Markov chain Monte Carlo sampling

Taken from coursework for ECE 7751: Graphical Models in Machine Learning, taught by Faramarz Fekri at Georgia Tech, Spring 2023

Inverse CDF sampling

A simple sampling method adopted by many of the standard math libraries is the inverse probability transform: draw $u \sim \text{Unif}(0, 1)$, then draw $x\sim F^{-1}(u)$, where $F^{-1}$ is the inverse of the CDF $F$. Show that $x$ is distributed according to $F$. What is the drawback of this method?


We let $U$ represent the uniform random variable and start with the fact that $$p(U \leq u) = u$$

Showing that $x$ is distributed according to $F$ can be done by showing that $F(x) = p(F^{-1}(U) \leq x)$.
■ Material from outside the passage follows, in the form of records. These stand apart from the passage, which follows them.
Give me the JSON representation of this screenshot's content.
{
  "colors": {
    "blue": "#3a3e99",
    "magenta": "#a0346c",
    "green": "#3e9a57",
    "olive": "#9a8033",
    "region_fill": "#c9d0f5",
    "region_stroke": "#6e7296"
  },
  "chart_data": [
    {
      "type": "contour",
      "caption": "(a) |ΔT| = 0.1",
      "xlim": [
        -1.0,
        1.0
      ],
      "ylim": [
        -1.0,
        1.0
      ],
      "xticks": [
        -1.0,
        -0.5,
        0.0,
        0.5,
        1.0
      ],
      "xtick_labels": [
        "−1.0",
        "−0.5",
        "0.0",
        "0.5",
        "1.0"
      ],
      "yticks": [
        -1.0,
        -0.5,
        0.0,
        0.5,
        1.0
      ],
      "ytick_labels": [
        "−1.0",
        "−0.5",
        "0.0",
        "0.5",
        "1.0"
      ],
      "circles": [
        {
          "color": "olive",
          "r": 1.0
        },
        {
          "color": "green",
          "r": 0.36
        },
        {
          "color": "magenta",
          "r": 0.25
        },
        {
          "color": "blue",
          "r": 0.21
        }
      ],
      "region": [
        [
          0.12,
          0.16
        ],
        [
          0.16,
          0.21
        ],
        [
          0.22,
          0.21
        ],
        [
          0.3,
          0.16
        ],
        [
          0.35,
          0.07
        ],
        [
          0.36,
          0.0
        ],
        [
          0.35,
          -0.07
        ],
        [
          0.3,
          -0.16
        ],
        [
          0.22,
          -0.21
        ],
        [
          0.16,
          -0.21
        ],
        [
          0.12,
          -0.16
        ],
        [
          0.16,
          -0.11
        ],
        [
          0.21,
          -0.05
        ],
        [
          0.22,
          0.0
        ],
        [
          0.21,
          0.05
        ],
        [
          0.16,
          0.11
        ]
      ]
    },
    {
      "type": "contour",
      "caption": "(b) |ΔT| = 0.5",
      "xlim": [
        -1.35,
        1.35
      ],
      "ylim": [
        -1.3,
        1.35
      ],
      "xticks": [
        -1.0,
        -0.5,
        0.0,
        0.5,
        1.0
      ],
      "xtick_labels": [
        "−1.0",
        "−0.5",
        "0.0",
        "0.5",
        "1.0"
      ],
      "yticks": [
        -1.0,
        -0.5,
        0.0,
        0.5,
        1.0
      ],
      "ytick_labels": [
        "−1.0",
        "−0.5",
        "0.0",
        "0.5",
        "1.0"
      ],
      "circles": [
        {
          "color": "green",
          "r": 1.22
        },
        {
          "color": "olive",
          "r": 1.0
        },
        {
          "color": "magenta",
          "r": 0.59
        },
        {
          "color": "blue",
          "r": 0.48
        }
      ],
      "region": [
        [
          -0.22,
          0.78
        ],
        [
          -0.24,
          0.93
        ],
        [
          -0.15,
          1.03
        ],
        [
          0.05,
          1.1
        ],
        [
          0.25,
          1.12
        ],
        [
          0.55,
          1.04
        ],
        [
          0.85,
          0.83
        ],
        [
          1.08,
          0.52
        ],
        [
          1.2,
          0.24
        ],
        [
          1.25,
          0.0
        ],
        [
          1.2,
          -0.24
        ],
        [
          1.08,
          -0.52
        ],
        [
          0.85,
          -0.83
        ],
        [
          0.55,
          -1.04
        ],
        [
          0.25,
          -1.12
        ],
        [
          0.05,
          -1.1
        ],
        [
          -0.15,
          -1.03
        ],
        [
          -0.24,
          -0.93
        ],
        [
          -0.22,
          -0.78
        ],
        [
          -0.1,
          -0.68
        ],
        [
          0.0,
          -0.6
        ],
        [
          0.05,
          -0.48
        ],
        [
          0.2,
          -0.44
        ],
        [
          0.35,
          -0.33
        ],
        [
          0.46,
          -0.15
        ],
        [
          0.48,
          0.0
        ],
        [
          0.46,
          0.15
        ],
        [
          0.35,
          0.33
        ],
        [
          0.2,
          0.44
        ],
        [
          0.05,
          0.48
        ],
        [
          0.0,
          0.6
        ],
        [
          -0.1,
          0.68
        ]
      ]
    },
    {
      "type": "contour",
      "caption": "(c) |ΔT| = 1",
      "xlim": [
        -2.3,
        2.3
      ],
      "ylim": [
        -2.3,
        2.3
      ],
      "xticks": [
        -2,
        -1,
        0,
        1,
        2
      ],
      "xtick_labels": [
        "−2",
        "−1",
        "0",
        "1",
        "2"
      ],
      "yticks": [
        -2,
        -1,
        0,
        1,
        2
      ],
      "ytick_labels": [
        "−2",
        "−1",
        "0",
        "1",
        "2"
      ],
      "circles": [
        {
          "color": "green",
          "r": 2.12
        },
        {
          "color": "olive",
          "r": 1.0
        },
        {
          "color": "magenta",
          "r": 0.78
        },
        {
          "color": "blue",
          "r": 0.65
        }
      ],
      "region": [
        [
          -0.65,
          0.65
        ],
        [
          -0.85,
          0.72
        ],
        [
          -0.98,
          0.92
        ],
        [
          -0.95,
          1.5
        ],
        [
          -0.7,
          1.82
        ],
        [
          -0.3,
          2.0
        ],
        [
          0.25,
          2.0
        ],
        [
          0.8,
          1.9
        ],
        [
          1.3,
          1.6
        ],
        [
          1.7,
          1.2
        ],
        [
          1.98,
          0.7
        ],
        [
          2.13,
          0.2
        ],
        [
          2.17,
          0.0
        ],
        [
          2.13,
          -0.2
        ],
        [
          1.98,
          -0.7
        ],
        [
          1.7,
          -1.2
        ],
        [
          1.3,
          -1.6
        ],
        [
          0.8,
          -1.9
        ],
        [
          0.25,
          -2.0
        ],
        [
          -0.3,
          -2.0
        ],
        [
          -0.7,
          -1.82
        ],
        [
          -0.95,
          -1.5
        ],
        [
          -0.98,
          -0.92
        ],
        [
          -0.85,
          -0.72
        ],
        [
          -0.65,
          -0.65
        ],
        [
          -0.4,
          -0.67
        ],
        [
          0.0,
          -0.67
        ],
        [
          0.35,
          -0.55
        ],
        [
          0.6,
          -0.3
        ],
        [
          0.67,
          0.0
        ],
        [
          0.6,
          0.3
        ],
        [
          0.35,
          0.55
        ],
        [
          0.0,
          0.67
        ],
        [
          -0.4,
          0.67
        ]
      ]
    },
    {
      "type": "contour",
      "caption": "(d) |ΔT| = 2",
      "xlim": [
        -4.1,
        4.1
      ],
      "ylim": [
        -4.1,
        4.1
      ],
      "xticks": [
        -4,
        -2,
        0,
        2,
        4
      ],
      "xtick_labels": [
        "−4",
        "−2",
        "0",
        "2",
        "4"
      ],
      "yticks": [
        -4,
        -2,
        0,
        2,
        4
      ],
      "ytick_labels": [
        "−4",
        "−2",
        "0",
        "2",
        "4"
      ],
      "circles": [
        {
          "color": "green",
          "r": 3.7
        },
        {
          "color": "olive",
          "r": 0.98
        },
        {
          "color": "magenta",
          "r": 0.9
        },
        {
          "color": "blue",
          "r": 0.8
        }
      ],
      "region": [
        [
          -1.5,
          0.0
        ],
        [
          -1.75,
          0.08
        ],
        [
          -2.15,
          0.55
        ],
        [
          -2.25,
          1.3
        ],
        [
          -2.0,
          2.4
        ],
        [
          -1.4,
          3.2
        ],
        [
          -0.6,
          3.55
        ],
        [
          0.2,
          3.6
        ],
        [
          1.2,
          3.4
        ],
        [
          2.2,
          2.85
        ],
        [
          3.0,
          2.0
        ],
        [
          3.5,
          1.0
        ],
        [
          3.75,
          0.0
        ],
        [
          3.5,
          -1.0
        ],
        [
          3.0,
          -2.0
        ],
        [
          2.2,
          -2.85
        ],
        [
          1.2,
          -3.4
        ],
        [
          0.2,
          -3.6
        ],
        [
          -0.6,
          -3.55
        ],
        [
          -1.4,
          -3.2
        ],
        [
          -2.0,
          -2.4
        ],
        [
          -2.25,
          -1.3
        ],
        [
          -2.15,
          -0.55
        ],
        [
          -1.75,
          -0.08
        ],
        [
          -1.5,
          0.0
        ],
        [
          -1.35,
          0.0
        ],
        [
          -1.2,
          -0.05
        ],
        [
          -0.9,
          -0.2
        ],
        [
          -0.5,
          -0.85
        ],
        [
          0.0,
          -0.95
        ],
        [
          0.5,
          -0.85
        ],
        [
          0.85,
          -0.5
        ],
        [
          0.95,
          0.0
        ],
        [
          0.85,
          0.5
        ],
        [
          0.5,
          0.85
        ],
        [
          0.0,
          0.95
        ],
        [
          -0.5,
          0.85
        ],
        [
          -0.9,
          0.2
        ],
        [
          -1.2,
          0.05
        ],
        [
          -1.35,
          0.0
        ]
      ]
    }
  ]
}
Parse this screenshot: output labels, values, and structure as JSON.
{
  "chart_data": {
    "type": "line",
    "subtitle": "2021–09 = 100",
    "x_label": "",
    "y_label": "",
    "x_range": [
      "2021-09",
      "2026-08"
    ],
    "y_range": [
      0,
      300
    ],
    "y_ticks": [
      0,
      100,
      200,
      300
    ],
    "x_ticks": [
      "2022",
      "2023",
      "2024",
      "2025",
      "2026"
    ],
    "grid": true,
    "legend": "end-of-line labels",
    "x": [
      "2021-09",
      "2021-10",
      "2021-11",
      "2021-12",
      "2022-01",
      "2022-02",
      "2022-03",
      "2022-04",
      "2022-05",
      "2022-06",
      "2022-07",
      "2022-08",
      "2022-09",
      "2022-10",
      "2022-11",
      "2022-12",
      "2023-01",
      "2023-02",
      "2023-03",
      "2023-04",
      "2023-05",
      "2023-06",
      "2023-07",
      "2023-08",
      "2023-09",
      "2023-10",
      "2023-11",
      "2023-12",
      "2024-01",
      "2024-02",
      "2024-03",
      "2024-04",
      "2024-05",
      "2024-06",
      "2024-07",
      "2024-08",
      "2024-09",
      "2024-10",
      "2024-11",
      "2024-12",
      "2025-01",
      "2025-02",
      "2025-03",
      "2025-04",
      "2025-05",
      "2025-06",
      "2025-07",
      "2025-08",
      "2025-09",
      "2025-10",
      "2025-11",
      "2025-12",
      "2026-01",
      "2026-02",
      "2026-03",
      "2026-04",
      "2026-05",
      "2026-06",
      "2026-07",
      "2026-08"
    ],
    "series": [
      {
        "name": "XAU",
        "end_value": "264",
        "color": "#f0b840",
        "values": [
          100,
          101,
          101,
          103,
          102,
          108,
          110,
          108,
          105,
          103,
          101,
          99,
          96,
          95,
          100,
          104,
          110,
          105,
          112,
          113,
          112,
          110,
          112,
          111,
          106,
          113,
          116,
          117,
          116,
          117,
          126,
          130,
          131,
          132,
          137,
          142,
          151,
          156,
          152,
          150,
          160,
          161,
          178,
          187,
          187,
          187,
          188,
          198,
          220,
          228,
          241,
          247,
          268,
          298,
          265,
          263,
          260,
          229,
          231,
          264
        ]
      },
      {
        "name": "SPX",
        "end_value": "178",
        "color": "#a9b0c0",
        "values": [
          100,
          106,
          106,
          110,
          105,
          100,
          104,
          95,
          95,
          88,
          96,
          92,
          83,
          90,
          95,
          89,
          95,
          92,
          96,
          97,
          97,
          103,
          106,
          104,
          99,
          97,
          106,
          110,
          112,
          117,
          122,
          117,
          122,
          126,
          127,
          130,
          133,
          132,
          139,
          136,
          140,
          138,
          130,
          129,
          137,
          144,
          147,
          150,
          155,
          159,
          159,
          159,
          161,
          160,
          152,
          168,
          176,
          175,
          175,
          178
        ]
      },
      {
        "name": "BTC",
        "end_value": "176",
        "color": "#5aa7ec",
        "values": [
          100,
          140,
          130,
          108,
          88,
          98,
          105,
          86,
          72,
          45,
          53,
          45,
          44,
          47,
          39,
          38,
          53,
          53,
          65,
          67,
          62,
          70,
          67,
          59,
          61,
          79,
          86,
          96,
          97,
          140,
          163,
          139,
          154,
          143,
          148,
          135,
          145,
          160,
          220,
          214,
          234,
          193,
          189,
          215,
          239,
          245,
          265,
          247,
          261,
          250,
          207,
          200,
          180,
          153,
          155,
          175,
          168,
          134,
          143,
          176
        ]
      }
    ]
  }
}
$$ \newcommand{\EE}{\mathbb{E}} \newcommand{\ind}{\mathbb{1}} \newcommand{\answertext}[1]{\textcolor{Green}{\fbox{#1}}} \newcommand{\answer}[1]{\answertext{$#1$}} \newcommand{\argmax}[1]{\underset{#1}{\operatorname{argmax}}} \newcommand{\argmin}[1]{\underset{#1}{\operatorname{argmin}}} \newcommand{\comment}[1]{\textcolor{gray}{\textrm{#1}}} \newcommand{\vec}[1]{\mathbf{#1}} \newcommand{\inv}[1]{\frac{1}{#1}} \newcommand{\abs}[1]{\lvert{#1}\rvert} \newcommand{\norm}[1]{\lVert{#1}\rVert} \newcommand{\lr}[1]{\left(#1\right)} \newcommand{\lrb}[1]{\left[#1\right]} \newcommand{\lrbr}[1]{\lbrace#1\rbrace} \newcommand{\Bx}[0]{\mathbf{x}} \begin{aligned} &p(F^{-1}(U) \leq x) \\ =& p(U \leq F(x)) \\ =& \color{Green}F(x) & \color{gray}\textsf{because } p(U\leq u) = u \\ & & \blacksquare \\ \end{aligned} $$

And we’re done.

The drawback is that we do not always have the inverse CDF in an analytically tractable form; hence, the need for methods like Markov chain Monte Carlo (MCMC).

Combining multiple stationary distributions

Show that if both transition kernels $K_1$ and $K_2$ have $p(\cdot)$ as stationary density, so do $K_1 K_2$ and $\lambda K_1 + (1-\lambda) K_2$. In practice, the former corresponds to sampling from $K_1$ and $K_2$ cyclically and the latter draws either $K_1$ with probability $\lambda$ or $K_2$ otherwise. Although it is not required to show, extension to more than two kernels should be straightforward.

In the continuous case, the cyclic kernel can be defined as composition of functions:

$$ \left(K_1 \circ K_2\right)(z|x)=\int K_2(y|x) K_1(z|y) \mathrm{d} y $$


Cyclic sampling


We let $\pi$ be the vector of probabilities of the stationary distribution and $K$ a matrix where $K_{ji}$ represents the transition probability from $x_i$ to $x_j$.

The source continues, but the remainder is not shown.